Master's Thesis: Intelligent Adaptation of Ensemble Size in Data Streams Using Online Learning
uO Research, Ottawa, Canada. May, 2015. doi:10.20381/ruor-4304
Abstract
In this era of the Internet of Things and Big Data, a proliferation of connected devices continuously produce massive amounts of fast evolving streaming data. There is a need to study the relationships in such streams for analytic applications, such as network intrusion detection, fraud detection and financial forecasting, amongst other. In this setting, it is crucial to create data mining algorithms that are able to seamlessly adapt to temporal changes in data characteristics that occur in data streams.

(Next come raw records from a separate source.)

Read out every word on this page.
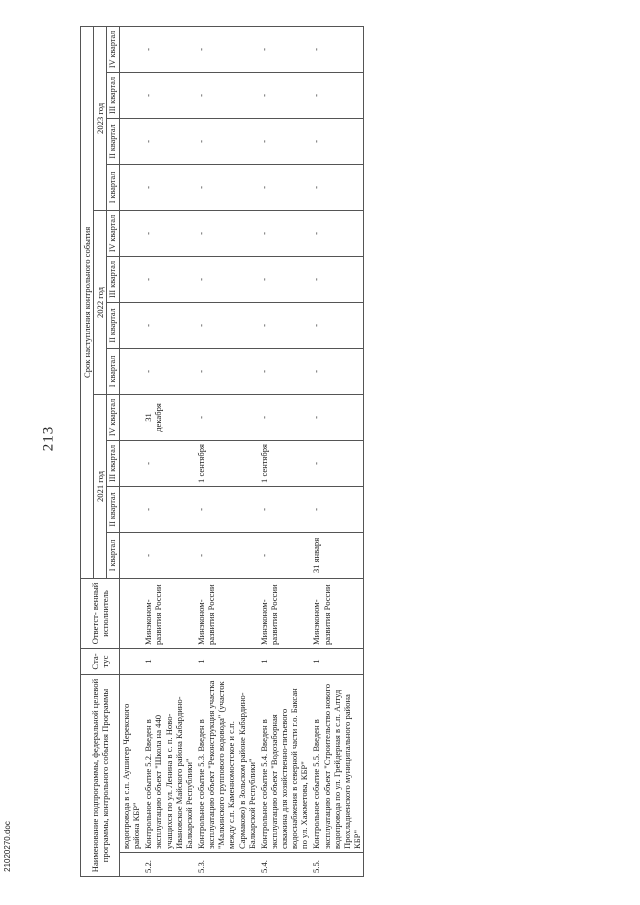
213
21020270.doc	Наименование подпрограммы, федеральной целевой программы, контрольного события Программы		Ста- тус	Ответст- венный исполнитель	Срок наступления контрольного события											
				2021 год				2022 год				2023 год			
				I квартал	II квартал	III квартал	IV квартал	I квартал	II квартал	III квартал	IV квартал	I квартал	II квартал	III квартал	IV квартал
	водопровода в с.п. Аушигер Черекского района КБР"														
5.2.	Контрольное событие 5.2. Введен в эксплуатацию объект "Школа на 440 учащихся по ул. Ленина в с. п. Ново-Ивановское Майского района Кабардино-Балкарской Республики"	1	Минэконом-развития России	-	-	-	31 декабря	-	-	-	-	-	-	-	-
5.3.	Контрольное событие 5.3. Введен в эксплуатацию объект "Реконструкция участка "Малкинского группового водовода" (участок между с.п. Каменномостское и с.п. Сармаково) в Зольском районе Кабардино-Балкарской Республики"	1	Минэконом-развития России	-	-	1 сентября	-	-	-	-	-	-	-	-	-
5.4.	Контрольное событие 5.4. Введен в эксплуатацию объект "Водозаборная скважина для хозяйственно-питьевого водоснабжения в северной части г.о. Баксан по ул. Хажметова, КБР"	1	Минэконом-развития России	-	-	1 сентября	-	-	-	-	-	-	-	-	-
5.5.	Контрольное событие 5.5. Введен в эксплуатацию объект "Строительство нового водопровода по ул. Грейдерная в с.п. Алтуд Прохладненского муниципального района КБР"	1	Минэконом-развития России	31 января	-	-	-	-	-	-	-	-	-	-	-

These changes are called concept drifts. The resultant models produced by such algorithms should not only be highly accurate and be able to swiftly adapt to changes. Rather, the data mining techniques should also be fast, scalable, and efficient in terms of resource allocation. It then becomes important to consider issues such as storage space needs and memory utilization. This is especially relevant when we aim to build personalized, near-instant models in a Big Data setting. This research work focuses on mining in a data stream with concept drift, using an online bagging method, with consideration to the memory utilization. Our aim is to take an adaptive approach to resource allocation during the mining process. Specifically, we consider metalearning, where the models of multiple classifiers are combined into an ensemble, has been very successful when building accurate models against data streams. However, little work has been done to explore the interplay between accuracy, efficiency and utility. This research focuses on this issue. We introduce an adaptive metalearning algorithm that takes advantage of the memory utilization cost of concept drift, in order to vary the ensemble size during the data mining process. We aim to minimize the memory usage, while maintaining highly accurate models with a high utility. We evaluated our method against a number of benchmarking datasets and compare our results against the state-of-the art. Return on Investment (ROI) was used to evaluate the gain in performance in terms of accuracy, in contrast to the time and memory invested. We aimed to achieve high ROI without compromising on the accuracy of the result. Our experimental results indicate that we achieved this goal.